Some texts are currently available in German only. We apologize for any inconvenience.
Hamburger Bahnhof - Museum für Gegenwart - Berlin
Fri 30 November 2012 - Sun 23 June 2013
The exhibition is an encounter between the works of two artists from different generations, who never met personally although both had been living in Berlin. Rolf Julius, who was born in 1939 in Wilhelmshaven and died in 2011 in Berlin, worked in the tradition of a "music for eyes and ears." However, Nina Canell, born in 1979 in Sweden, belongs to a younger generation of artists whose three-dimensional work has an emphatically non-monumental quality.

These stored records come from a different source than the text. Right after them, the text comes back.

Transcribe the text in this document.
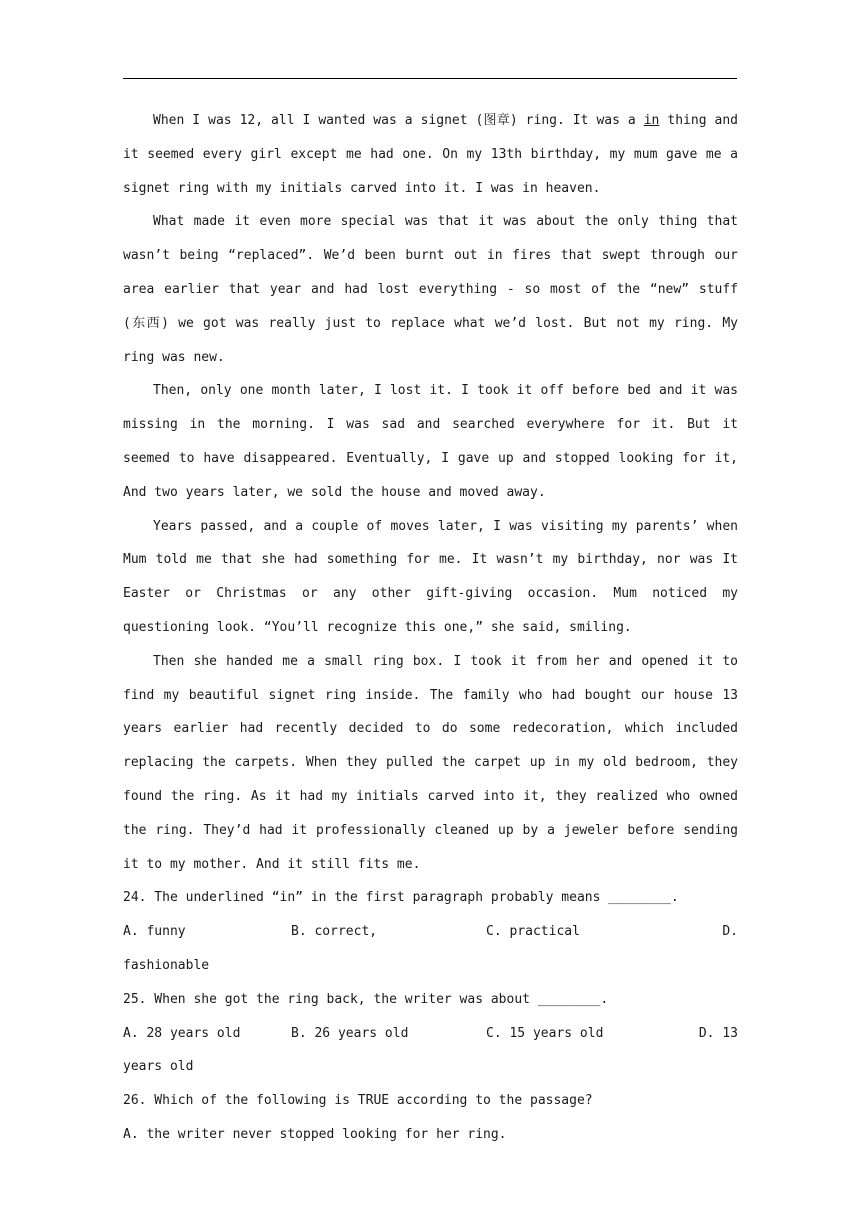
When I was 12, all I wanted was a signet (图章) ring. It was a in thing and it seemed every girl except me had one. On my 13th birthday, my mum gave me a signet ring with my initials carved into it. I was in heaven.

What made it even more special was that it was about the only thing that wasn’t being “replaced”. We’d been burnt out in fires that swept through our area earlier that year and had lost everything - so most of the “new” stuff (东西) we got was really just to replace what we’d lost. But not my ring. My ring was new.

Then, only one month later, I lost it. I took it off before bed and it was missing in the morning. I was sad and searched everywhere for it. But it seemed to have disappeared. Eventually, I gave up and stopped looking for it, And two years later, we sold the house and moved away.

Years passed, and a couple of moves later, I was visiting my parents’ when Mum told me that she had something for me. It wasn’t my birthday, nor was It Easter or Christmas or any other gift-giving occasion. Mum noticed my questioning look. “You’ll recognize this one,” she said, smiling.

Then she handed me a small ring box. I took it from her and opened it to find my beautiful signet ring inside. The family who had bought our house 13 years earlier had recently decided to do some redecoration, which included replacing the carpets. When they pulled the carpet up in my old bedroom, they found the ring. As it had my initials carved into it, they realized who owned the ring. They’d had it professionally cleaned up by a jeweler before sending it to my mother. And it still fits me.

24. The underlined “in” in the first paragraph probably means ________.

A. funny	B. correct,	C. practical	D.

fashionable

25. When she got the ring back, the writer was about ________.

A. 28 years old	B. 26 years old	C. 15 years old	D. 13

years old

26. Which of the following is TRUE according to the passage?

A. the writer never stopped looking for her ring.
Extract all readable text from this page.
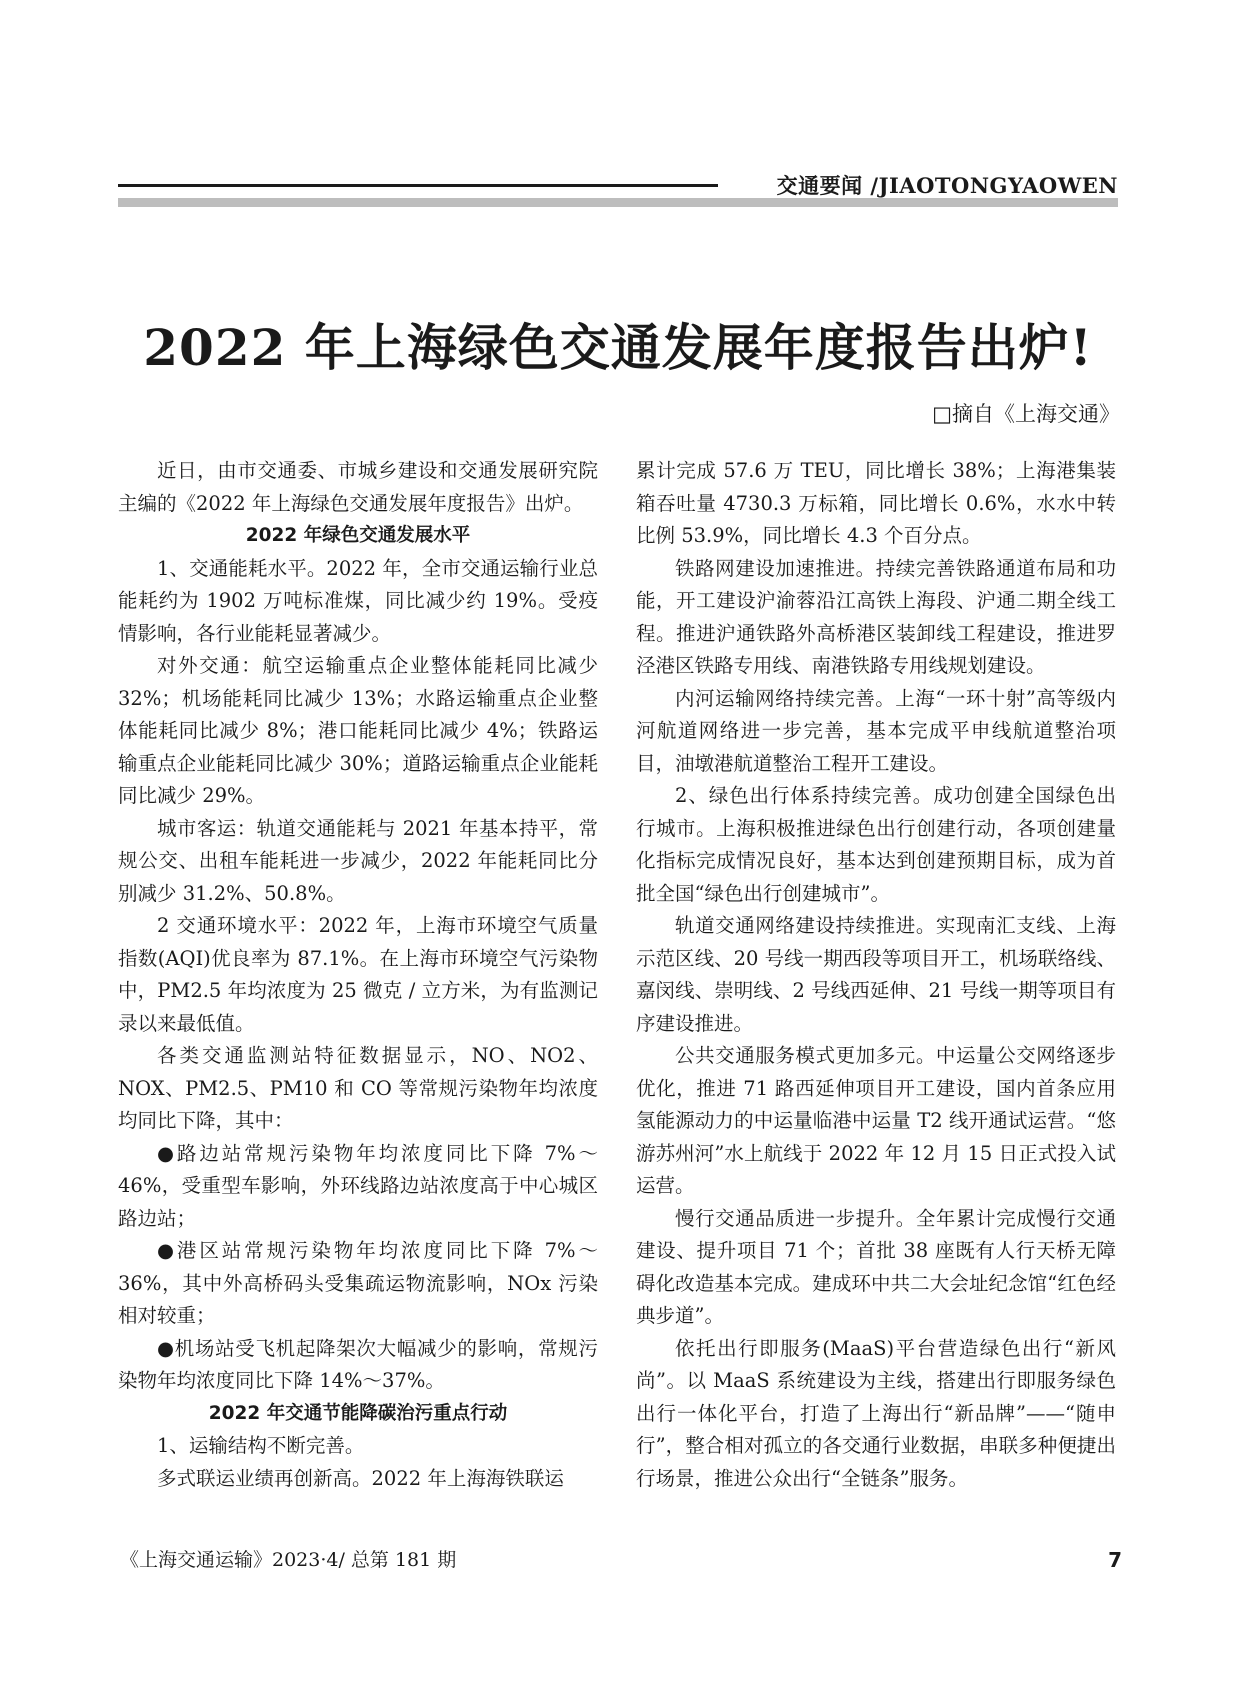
交通要闻 /JIAOTONGYAOWEN
2022 年上海绿色交通发展年度报告出炉!
□摘自《上海交通》

近日，由市交通委、市城乡建设和交通发展研究院主编的《2022 年上海绿色交通发展年度报告》出炉。

2022 年绿色交通发展水平

1、交通能耗水平。2022 年，全市交通运输行业总能耗约为 1902 万吨标准煤，同比减少约 19%。受疫情影响，各行业能耗显著减少。

对外交通：航空运输重点企业整体能耗同比减少 32%；机场能耗同比减少 13%；水路运输重点企业整体能耗同比减少 8%；港口能耗同比减少 4%；铁路运输重点企业能耗同比减少 30%；道路运输重点企业能耗同比减少 29%。

城市客运：轨道交通能耗与 2021 年基本持平，常规公交、出租车能耗进一步减少，2022 年能耗同比分别减少 31.2%、50.8%。

2 交通环境水平：2022 年，上海市环境空气质量指数(AQI)优良率为 87.1%。在上海市环境空气污染物中，PM2.5 年均浓度为 25 微克 / 立方米，为有监测记录以来最低值。

各类交通监测站特征数据显示，NO、NO2、NOX、PM2.5、PM10 和 CO 等常规污染物年均浓度均同比下降，其中：

●路边站常规污染物年均浓度同比下降 7%～46%，受重型车影响，外环线路边站浓度高于中心城区路边站；

●港区站常规污染物年均浓度同比下降 7%～36%，其中外高桥码头受集疏运物流影响，NOx 污染相对较重；

●机场站受飞机起降架次大幅减少的影响，常规污染物年均浓度同比下降 14%～37%。

2022 年交通节能降碳治污重点行动

1、运输结构不断完善。

多式联运业绩再创新高。2022 年上海海铁联运

累计完成 57.6 万 TEU，同比增长 38%；上海港集装箱吞吐量 4730.3 万标箱，同比增长 0.6%，水水中转比例 53.9%，同比增长 4.3 个百分点。

铁路网建设加速推进。持续完善铁路通道布局和功能，开工建设沪渝蓉沿江高铁上海段、沪通二期全线工程。推进沪通铁路外高桥港区装卸线工程建设，推进罗泾港区铁路专用线、南港铁路专用线规划建设。

内河运输网络持续完善。上海“一环十射”高等级内河航道网络进一步完善，基本完成平申线航道整治项目，油墩港航道整治工程开工建设。

2、绿色出行体系持续完善。成功创建全国绿色出行城市。上海积极推进绿色出行创建行动，各项创建量化指标完成情况良好，基本达到创建预期目标，成为首批全国“绿色出行创建城市”。

轨道交通网络建设持续推进。实现南汇支线、上海示范区线、20 号线一期西段等项目开工，机场联络线、嘉闵线、崇明线、2 号线西延伸、21 号线一期等项目有序建设推进。

公共交通服务模式更加多元。中运量公交网络逐步优化，推进 71 路西延伸项目开工建设，国内首条应用氢能源动力的中运量临港中运量 T2 线开通试运营。“悠游苏州河”水上航线于 2022 年 12 月 15 日正式投入试运营。

慢行交通品质进一步提升。全年累计完成慢行交通建设、提升项目 71 个；首批 38 座既有人行天桥无障碍化改造基本完成。建成环中共二大会址纪念馆“红色经典步道”。

依托出行即服务(MaaS)平台营造绿色出行“新风尚”。以 MaaS 系统建设为主线，搭建出行即服务绿色出行一体化平台，打造了上海出行“新品牌”——“随申行”，整合相对孤立的各交通行业数据，串联多种便捷出行场景，推进公众出行“全链条”服务。

《上海交通运输》2023·4/ 总第 181 期	7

With an acute sense for the inherent potential contained within ordinary objects and natural materials as well as for the placement of objects within a space, both artists manage to give their arrangements an energetic charge. For Rolf Julius an expanded notion of music served as a frame of reference: "Music is everywhere / music is everywhere / you must hear music / music is under the stones / there where it is damp / music is in the cracks in the wall / for your eyes / you can scrape it out carefully / for your tongue / it is sticky / it is bone dry / for your ass / it is moist / it crumbles / for bare feet / yes, your feet can hear music." Nina Canell, in contrast, is particularly interested in the physical and poetic characteristics of the objects and found items that she works with. "I like the tactile quality and the knowledge stored within. These are things that we understand. What they can be used for, how they feel, how heavy they are. There is nothing mysterious about the objects themselves, and this once again opens up a sense for their symbolic capacities."
Works from both artists are included in the collection of the Nationalgalerie and are being shown here together in an exhibition for the first time as a means of illuminating the parallels and differences between the two practices. Each in his or her own way, both artists know how to invoke the silent magic of the fleeting and the instable.